Year 4, Month 9, Day 22: Why People Tear The Seam Of Anyone’s Dream Is Over My Head

Oceanic ecosystems are coming undone, notes the LA Times:

As climate change heats our oceans, you’d expect temperature-sensitive marine species to flee poleward to cooler waters. So why have some headed to warmer regions toward the equator?

Scientists have solved the puzzle. For the most part, these animals are relocating to cooler waters. But since the effects of climate change can vary widely across regions, sometimes those cooler regions are closer to the poles and sometimes they’re closer to the equator.

In other words, marine animals are still reacting to climate change, but at a local scale. And they’re doing it so reliably that you can actually measure the speed and direction of those changes by watching where animals go, according to a study published Thursday in the journal Science.

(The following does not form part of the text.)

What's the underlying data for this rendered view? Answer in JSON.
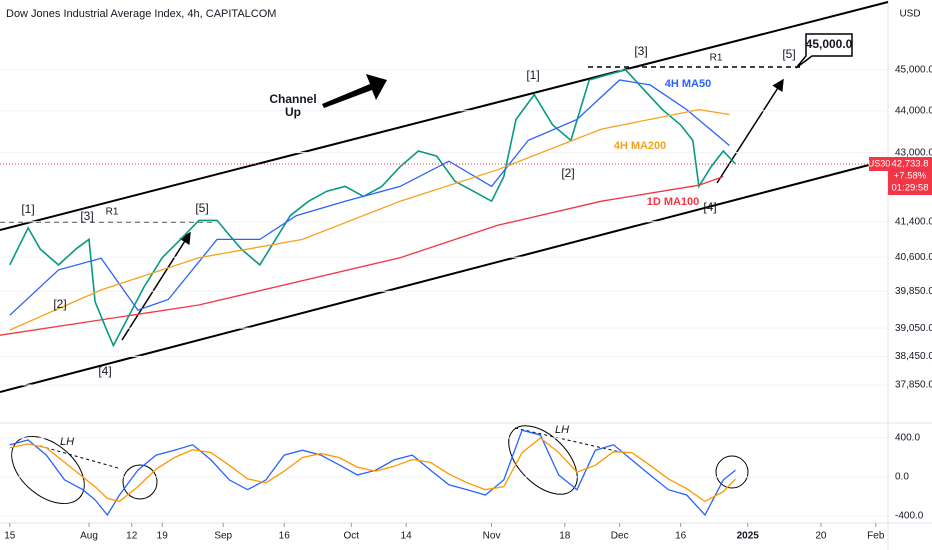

Just another day in the Solar System. September 14:

As climate change’s effects grow more intense, we’ll see more plant and animal species on the move; the transformation of the world’s ocean populations is just one example of something that’s happening everywhere we look. But the heart of the story isn’t that creatures are traveling to more salubrious locales. The intricacy and variety of Earthly life is created by the interactions between life-forms; local and regional habitats have evolved over thousands of years to support symbiotic relationships in a richly interwoven tapestry.

A particular type of fish moving where the water is cooler doesn’t sound like that big a deal — but it could easily spell disaster for other species in an interdependent oceanic environment. When the web of life unravels in one location, it will have impacts everywhere. With billions depending on the seas for their sustenance, the news of ecosystem disruption is bad news for everyone.